We climbed the hill to Lamaria church, its chapel built in the 12th century, where the frescoes still speak in the colours of Georgia’s golden age. The church takes its name from a pre-Christian goddess of fertility, and in that syncretism—Orthodox saints layered over pagan deities—you sense the deep braid of Svan identity, never wholly conquered by either religion or empire.
The trek ended at Old House, our guesthouse in Zhibiani. From its wooden balconies, we could see the towers in silhouette, the evening light catching their edges, the peaks of Shkhara looming behind like frozen waves. Ushguli, the highest permanently inhabited settlement in Europe, is a labyrinth of medieval towers and narrow lanes that felt more like a dream remembered than a place lived in. However, the dream had its own inconveniences: the electricity failed as the light began to fade, plunging the village into a darkness thick with the smell of wood smoke. At the Old House, a restaurant built beneath a medieval tower, no dinner could be served—the kitchen silenced by the outage. We wandered the lanes, half-hungry, until at last we found refuge in a modest guesthouse where a wood-fired stove glowed like a small sun.
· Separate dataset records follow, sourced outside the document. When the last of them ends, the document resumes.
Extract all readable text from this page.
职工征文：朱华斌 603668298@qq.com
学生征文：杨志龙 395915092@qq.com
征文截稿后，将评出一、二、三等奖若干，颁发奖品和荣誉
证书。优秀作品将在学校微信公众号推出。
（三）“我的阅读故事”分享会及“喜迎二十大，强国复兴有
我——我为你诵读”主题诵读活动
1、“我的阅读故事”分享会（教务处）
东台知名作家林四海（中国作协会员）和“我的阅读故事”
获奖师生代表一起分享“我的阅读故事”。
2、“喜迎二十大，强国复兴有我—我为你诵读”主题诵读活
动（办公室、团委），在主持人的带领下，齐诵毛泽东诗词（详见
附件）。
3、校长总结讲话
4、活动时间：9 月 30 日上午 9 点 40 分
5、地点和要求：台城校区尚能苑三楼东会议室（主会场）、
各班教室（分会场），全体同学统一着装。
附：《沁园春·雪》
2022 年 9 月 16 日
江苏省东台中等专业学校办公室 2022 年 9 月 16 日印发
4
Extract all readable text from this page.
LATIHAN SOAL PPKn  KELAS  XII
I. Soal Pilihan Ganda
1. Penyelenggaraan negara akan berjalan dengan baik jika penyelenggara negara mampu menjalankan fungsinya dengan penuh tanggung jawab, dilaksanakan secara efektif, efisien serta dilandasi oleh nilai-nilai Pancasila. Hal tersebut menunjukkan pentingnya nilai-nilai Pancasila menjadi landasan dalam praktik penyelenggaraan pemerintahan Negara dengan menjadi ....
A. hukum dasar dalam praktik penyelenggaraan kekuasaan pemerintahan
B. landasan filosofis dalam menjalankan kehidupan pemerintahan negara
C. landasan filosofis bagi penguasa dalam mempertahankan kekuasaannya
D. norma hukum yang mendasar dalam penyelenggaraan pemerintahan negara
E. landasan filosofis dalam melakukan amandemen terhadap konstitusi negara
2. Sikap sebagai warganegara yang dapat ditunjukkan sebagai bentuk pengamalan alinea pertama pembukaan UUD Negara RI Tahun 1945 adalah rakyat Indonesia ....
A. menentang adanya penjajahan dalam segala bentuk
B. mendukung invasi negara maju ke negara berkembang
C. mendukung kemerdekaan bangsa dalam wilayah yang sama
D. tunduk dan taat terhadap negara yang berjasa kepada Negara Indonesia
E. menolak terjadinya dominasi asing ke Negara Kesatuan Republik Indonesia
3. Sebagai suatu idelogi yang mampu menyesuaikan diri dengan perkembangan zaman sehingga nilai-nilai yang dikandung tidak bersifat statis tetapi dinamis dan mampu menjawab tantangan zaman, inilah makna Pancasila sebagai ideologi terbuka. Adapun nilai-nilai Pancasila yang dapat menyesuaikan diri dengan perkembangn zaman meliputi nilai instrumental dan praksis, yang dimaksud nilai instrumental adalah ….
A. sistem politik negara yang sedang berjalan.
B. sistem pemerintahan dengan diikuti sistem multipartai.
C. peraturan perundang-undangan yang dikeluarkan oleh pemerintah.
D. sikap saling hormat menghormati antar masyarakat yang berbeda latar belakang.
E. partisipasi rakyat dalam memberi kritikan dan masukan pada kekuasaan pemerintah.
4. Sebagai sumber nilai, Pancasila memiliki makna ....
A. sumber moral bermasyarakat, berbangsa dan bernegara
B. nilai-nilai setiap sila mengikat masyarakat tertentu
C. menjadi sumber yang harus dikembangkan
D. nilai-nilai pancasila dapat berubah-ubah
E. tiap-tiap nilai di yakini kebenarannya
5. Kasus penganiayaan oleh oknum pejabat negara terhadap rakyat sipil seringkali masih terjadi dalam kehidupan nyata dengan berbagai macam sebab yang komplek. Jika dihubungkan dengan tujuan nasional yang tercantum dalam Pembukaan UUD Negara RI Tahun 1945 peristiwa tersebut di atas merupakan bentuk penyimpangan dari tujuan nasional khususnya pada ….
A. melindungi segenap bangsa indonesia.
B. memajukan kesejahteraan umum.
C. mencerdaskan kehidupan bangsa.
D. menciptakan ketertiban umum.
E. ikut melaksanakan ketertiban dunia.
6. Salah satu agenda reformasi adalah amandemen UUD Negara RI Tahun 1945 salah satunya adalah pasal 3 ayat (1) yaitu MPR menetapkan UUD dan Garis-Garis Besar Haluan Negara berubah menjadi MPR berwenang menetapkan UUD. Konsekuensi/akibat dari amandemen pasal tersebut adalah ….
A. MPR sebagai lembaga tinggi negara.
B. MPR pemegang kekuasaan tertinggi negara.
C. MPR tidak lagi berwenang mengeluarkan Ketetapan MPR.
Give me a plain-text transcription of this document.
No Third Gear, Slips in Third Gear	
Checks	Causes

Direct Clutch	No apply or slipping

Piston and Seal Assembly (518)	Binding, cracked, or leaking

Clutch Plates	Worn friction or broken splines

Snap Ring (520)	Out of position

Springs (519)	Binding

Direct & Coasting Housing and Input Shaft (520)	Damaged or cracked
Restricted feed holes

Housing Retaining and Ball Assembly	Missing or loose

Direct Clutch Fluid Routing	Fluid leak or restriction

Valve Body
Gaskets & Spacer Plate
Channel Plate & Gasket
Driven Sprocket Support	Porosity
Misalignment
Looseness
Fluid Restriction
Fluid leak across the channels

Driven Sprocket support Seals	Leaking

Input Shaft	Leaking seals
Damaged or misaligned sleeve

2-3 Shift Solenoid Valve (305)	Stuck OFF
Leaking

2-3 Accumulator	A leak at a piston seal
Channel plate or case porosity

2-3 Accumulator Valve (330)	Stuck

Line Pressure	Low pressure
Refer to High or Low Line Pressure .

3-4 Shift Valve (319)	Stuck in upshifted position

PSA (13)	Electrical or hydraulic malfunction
There, at a rough-hewn wooden table, we shared bread, stews, and laughter with strangers who felt like companions. An Italian couple, curious and warm, and a French pair whose stories bent the room outward, enlarging it. They had cycled all the way from France to Mongolia, carrying the dust of continents on their shoes and the fire of the road in their voices. By candlelight, their tales mingled with ours, and the night seemed less about the absence of power than the abundance of it—human, shared, enduring.
That night, lying in the quiet of the guesthouse, I felt the peculiar sadness that comes at the end of a long walk. For day,s the rhythm of our lives had been dictated by ascent and descent, river and ridge, hunger and exhaustion. The road ahead—back to Mestia, back to the lowlands, back to cities—felt less real than the dream we had been living.
And yet there was also gratitude: for the towers that had endured a thousand winters, for the strangers who had shared the trail with us, for the horses that had carried us across rivers, for Lorena’s hand in mine through every step of the way. In the silence of Ushguli, high among towers and snowfields, the journey had not ended but deepened, carved into memory like the stones themselves.